THE BOOK OF GENESIS ILLUSTRATED

The Book of Genesis as imagined by a veteran voice of underground comics.

R. Crumb’s pass at the opening chapters of the Bible isn’t nearly the act of heresy the comic artist’s reputation might suggest. In fact, the creator of Fritz the Cat and Mr. Natural is fastidiously respectful. Crumb took pains to preserve every word of Genesis—drawing from numerous source texts, but mainly Robert Alter’s translation, The Five Books of Moses (2004)—and he clearly did his homework on the clothing, shelter and landscapes that surrounded Noah, Abraham and Isaac. This dedication to faithful representation makes the book, as Crumb writes in his introduction, a “straight illustration job, with no intention to ridicule or make visual jokes.” But his efforts are in their own way irreverent, and Crumb feels no particular need to deify even the most divine characters. God Himself is not much taller than Adam and Eve, and instead of omnisciently imparting orders and judgment He stands beside them in Eden, speaking to them directly. Jacob wrestles not with an angel, as is so often depicted in paintings, but with a man who looks not much different from himself.

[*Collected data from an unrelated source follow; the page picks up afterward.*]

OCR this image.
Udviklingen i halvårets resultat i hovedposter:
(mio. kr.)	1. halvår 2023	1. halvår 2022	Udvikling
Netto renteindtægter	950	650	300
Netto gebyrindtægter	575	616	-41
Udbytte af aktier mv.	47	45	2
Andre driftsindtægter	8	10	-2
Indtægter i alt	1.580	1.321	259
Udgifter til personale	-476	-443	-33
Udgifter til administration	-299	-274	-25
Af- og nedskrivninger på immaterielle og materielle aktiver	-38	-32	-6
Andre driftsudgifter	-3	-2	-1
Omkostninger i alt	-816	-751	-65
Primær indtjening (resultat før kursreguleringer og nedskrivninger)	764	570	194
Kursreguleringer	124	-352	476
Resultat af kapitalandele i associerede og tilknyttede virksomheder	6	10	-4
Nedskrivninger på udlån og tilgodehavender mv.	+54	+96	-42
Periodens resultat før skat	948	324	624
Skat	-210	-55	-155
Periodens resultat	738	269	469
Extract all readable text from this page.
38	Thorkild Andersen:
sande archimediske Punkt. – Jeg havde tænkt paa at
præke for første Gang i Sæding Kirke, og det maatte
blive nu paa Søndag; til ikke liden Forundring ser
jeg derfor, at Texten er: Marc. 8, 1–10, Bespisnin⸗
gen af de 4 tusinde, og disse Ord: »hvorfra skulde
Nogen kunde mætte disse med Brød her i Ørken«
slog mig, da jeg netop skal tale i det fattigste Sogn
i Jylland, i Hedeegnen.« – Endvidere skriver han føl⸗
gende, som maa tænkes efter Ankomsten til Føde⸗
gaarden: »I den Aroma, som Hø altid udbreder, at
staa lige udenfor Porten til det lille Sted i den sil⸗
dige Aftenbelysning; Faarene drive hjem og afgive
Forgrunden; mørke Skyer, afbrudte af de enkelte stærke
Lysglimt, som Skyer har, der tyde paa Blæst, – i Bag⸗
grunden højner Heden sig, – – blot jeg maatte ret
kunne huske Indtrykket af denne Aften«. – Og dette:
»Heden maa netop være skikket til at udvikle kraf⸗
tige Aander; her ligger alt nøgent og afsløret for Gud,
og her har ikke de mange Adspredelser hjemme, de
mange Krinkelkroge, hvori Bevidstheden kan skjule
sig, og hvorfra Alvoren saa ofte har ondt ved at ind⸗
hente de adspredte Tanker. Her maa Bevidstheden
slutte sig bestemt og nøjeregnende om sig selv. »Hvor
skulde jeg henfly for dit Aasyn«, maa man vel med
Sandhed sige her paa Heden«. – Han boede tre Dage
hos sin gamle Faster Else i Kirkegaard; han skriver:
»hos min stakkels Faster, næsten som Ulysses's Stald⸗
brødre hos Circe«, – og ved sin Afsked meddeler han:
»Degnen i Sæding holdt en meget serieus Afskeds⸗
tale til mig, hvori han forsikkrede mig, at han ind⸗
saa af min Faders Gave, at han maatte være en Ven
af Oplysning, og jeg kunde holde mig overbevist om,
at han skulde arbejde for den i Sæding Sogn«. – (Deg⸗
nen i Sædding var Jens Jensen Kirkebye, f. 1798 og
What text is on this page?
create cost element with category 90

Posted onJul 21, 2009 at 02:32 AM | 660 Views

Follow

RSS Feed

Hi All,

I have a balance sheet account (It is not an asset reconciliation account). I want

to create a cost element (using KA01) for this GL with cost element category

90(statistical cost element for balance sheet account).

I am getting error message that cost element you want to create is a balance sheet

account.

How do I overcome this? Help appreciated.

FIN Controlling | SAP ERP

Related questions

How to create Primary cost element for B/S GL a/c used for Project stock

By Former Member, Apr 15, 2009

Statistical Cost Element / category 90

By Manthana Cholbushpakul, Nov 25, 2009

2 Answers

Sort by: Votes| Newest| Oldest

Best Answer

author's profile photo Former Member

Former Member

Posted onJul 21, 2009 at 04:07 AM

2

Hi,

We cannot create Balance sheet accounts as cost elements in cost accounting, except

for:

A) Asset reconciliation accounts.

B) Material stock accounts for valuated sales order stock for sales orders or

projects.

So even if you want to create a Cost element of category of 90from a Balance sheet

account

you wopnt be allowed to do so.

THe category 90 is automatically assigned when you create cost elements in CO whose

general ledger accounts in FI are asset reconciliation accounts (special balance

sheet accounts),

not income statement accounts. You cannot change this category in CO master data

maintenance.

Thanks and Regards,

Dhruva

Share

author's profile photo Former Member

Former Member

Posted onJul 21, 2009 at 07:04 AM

The women are uniformly Crumbian, voluptuous Earth goddesses who are both sexualized and strong-willed. (The endnotes offer a close study of the kinds of power women wielded in Genesis.) The downside of fitting all the text in is that many pages are packed tight with small panels, and too rarely—as with the destruction of Sodom and Gomorrah—does Crumb expand his lens and treat signature events dramatically. Even the Flood is fairly restrained, though the exodus of the animals from the Ark is beautifully detailed. The author’s respect for Genesis is admirable, but it may leave readers wishing he had taken a few more chances with his interpretation, as when he draws the serpent in the Garden of Eden as a provocative half-man/half-lizard. On the whole, though, the book is largely a tribute to Crumb’s immense talents as a draftsman and stubborn adherence to the script.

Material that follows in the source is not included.